According to the 21-page lawsuit filed with the court clerk on Friday, Jan. 9, the plaintiffs are asking the court to rule that the Comprehensive Plan, approved by the Okanogan County Commissioners on Dec. 22, 2014 is “invalid and in violation of the requirements of the Planning Enabling Act (chapter 36.70 RCW), the Growth Management Act (chapter 36.70A RCW), the State Environmental Policy Act (chapter 43.21C RCW) and its implementing regulations, and other applicable provisions of state law.”
They say the lawsuit comes after years of debate and citizen participation, and adoption of all documents by the County Commissioners. The Citizens’ Council says it is taking this action now even though the county will hold a belated public hearing on Feb. 2. The hearing has been scheduled so the county commissioners can take oral testimony on the Comprehensive Plan, which the groups say they failed to do in error on Dec 22, and now wish to correct.
“Since the county Commissioners have not responded to input from concerned citizens in the past, we expect that this hearing will be pro forma and result in no changes,” said the groups in a recent press release. “From MVCC’s perspective, the plan is Comprehensive in name only.”
From their release:
First, it fails to meet state law by not providing for the protection of water quality and quantity or taking water availability into account when setting the allowed densities.
Second, the law requires that the county designate Resource Lands best suited to forestry, agriculture, and mining. Yet the plan designates only public lands as resource lands; it fails to designate any private lands that are currently used for, or best suited for, agriculture.
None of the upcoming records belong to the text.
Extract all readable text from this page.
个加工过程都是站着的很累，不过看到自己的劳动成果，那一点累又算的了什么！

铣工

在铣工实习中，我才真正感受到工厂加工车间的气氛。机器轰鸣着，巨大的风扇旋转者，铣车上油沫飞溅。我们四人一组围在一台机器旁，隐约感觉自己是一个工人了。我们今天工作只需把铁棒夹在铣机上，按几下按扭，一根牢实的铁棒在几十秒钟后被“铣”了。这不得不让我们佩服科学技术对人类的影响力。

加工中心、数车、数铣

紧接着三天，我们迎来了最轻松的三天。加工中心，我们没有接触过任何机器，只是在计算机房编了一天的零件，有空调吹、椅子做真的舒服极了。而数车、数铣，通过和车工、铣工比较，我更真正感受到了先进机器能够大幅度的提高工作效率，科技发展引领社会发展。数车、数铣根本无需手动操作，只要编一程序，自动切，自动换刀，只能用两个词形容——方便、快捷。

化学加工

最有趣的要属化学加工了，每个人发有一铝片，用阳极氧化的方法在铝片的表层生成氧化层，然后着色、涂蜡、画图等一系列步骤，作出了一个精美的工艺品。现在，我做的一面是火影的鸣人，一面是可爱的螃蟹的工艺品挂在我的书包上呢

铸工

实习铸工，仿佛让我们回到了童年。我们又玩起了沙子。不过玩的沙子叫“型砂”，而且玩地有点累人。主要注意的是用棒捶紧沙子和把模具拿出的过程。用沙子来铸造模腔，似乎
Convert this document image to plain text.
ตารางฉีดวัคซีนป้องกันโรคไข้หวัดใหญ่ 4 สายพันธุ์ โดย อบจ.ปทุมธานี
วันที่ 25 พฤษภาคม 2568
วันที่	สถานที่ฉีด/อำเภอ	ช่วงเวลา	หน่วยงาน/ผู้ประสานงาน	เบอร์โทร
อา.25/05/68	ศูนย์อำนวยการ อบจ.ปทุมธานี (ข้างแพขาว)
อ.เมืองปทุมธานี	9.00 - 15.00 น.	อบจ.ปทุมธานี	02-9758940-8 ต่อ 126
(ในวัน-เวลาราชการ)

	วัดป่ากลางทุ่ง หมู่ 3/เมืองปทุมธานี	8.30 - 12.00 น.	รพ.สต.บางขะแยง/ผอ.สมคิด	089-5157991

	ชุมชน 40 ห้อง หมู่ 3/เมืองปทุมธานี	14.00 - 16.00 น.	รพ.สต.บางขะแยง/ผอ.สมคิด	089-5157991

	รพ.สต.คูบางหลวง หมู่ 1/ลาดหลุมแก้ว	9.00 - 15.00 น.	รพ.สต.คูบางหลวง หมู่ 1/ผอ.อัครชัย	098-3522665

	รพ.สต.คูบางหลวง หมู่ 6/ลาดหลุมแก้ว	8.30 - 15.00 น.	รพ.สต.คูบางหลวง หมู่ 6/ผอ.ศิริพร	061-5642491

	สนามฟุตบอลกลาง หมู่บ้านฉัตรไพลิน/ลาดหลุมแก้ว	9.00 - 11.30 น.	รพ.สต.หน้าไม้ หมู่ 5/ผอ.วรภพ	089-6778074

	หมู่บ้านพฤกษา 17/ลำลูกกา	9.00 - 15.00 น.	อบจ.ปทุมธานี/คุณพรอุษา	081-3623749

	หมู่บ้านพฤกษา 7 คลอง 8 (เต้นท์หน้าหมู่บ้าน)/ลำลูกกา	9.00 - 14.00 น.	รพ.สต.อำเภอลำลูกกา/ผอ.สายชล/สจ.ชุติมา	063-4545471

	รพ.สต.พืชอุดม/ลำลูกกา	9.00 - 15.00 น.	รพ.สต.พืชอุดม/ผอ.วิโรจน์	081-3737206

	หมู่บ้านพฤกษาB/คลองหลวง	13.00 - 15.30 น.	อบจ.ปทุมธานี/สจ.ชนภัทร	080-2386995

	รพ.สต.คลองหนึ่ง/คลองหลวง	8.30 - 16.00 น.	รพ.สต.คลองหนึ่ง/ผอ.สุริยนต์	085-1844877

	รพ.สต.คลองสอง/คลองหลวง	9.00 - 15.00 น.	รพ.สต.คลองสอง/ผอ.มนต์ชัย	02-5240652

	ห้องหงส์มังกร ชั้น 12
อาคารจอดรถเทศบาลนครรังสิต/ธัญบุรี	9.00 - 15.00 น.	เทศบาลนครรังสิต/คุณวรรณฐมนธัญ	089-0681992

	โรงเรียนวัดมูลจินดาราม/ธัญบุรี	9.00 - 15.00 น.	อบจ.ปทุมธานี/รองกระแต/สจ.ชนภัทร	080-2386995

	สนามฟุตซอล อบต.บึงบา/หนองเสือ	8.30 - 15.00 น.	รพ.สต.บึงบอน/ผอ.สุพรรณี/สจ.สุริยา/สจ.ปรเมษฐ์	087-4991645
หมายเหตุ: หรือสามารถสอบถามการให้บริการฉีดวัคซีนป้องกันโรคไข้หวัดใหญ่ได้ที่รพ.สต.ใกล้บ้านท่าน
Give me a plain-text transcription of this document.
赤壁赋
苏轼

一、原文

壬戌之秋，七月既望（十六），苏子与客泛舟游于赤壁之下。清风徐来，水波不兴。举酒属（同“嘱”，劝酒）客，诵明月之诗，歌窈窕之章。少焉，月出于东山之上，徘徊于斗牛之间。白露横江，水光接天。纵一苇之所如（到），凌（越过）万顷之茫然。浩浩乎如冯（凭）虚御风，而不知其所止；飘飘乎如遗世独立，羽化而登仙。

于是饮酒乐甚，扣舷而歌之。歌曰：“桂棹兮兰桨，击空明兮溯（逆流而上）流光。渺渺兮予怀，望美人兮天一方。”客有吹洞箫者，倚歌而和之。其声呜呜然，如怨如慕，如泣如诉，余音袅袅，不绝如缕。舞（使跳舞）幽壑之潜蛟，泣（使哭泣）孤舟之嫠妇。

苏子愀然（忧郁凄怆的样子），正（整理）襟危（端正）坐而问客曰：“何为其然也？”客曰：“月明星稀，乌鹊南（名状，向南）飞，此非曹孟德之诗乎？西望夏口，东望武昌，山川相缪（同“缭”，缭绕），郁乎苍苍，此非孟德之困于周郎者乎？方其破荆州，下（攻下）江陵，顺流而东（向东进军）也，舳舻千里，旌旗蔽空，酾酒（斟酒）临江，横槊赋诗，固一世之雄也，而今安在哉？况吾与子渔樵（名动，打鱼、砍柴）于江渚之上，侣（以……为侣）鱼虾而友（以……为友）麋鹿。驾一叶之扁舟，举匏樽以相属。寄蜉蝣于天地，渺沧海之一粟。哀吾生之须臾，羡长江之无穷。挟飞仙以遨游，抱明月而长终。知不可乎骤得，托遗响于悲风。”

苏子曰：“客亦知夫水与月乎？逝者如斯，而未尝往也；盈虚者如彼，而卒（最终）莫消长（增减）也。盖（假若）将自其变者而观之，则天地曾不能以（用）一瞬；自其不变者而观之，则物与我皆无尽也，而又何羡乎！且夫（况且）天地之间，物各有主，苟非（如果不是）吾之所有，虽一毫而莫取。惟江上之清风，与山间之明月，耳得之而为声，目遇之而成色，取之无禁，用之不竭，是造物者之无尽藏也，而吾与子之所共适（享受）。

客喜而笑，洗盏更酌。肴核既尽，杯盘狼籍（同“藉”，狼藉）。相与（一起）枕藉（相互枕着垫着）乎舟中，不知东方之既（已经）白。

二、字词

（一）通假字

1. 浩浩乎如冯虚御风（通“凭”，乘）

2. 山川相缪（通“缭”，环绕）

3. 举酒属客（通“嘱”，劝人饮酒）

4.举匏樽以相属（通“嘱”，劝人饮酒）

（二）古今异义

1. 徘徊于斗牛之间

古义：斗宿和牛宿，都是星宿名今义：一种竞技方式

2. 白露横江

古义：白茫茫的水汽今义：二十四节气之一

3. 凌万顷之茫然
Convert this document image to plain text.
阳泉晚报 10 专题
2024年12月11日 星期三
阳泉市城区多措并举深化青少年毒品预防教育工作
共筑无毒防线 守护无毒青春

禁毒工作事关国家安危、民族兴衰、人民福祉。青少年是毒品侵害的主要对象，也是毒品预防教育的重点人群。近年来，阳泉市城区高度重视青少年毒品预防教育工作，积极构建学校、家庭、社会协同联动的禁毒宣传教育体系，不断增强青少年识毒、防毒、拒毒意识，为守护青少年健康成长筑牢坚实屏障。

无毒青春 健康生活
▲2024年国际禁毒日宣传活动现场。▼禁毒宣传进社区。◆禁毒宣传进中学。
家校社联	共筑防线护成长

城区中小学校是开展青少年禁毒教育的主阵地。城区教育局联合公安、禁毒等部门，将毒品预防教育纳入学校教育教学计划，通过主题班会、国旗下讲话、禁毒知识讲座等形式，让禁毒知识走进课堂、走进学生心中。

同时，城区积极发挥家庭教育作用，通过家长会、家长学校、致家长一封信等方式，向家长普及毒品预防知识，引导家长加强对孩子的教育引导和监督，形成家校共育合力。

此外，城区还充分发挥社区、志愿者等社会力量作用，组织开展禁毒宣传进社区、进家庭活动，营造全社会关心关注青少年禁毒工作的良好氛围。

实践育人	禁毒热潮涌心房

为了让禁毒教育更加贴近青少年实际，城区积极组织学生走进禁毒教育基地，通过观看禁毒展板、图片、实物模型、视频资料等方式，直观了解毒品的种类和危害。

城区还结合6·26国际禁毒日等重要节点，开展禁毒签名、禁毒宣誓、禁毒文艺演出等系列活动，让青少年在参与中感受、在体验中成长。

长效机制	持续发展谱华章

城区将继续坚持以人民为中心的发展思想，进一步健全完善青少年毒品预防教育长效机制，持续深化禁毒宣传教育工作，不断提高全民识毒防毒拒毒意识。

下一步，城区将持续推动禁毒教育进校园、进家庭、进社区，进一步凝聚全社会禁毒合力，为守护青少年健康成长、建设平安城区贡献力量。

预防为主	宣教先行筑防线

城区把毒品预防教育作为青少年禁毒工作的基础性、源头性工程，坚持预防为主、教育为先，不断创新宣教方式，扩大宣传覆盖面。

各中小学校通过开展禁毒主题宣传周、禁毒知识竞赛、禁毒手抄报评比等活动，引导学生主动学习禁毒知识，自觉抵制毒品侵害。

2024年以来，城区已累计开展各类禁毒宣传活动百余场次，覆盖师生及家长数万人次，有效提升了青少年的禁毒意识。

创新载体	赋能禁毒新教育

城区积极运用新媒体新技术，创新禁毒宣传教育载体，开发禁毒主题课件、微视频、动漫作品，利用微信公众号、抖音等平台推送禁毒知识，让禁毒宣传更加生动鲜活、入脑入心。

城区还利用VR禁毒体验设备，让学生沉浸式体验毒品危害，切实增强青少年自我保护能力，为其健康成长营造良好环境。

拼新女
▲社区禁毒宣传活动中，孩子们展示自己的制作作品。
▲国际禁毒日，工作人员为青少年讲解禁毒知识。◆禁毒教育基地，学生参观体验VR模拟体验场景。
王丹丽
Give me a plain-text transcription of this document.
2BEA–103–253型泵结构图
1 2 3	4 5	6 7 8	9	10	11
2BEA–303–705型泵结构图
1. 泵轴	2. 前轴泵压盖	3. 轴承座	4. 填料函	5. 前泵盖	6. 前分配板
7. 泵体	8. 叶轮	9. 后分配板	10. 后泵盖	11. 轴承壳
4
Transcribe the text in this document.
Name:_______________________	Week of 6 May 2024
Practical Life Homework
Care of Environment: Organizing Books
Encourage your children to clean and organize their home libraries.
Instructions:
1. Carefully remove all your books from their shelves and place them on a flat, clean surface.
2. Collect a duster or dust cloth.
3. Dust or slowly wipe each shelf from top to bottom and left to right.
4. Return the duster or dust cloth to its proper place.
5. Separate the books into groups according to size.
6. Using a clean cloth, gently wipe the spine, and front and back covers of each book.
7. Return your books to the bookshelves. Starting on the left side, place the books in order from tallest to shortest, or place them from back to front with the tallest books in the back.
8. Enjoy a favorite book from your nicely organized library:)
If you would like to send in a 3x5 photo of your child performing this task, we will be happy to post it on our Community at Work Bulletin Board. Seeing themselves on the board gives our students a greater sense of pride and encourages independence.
Third, the plan ignores the lessons learned from the record 2014 wildfires and floods. The county made no changes to the plan after the fires and mudslides, failing to reconsider land use and zoning in flood-prone areas, the water needed for future firefighting and fire prevention, or whether some roads are adequate for emergency egress during fires, given the allowed densities.
They add that the county’s analysis of the plan’s likely environmental impacts under SEPA also fails to take limited water supply, increased fires, or increased flooding and slides into account and is equally flawed. We are asking the court to direct Okanogan County to correct these deficiencies and to prepare an Environmental Impact Statement (EIS). Perhaps the most significant result of an EIS
would be to demonstrate the obvious water supply deficit, compelling the county to either improve the plan or acknowledge that it is adopting a plan that is doomed to failure.
‘“First come, first served” for limited water is not a plan for the future. Unfortunately, county officials acknowledge that this is how the county’s water supply would be allocated under this so-called “Plan,”’ said Phil Millam, a board member with the MVCC and former director of the EPA’s water program, through the federal agencies Seattle office.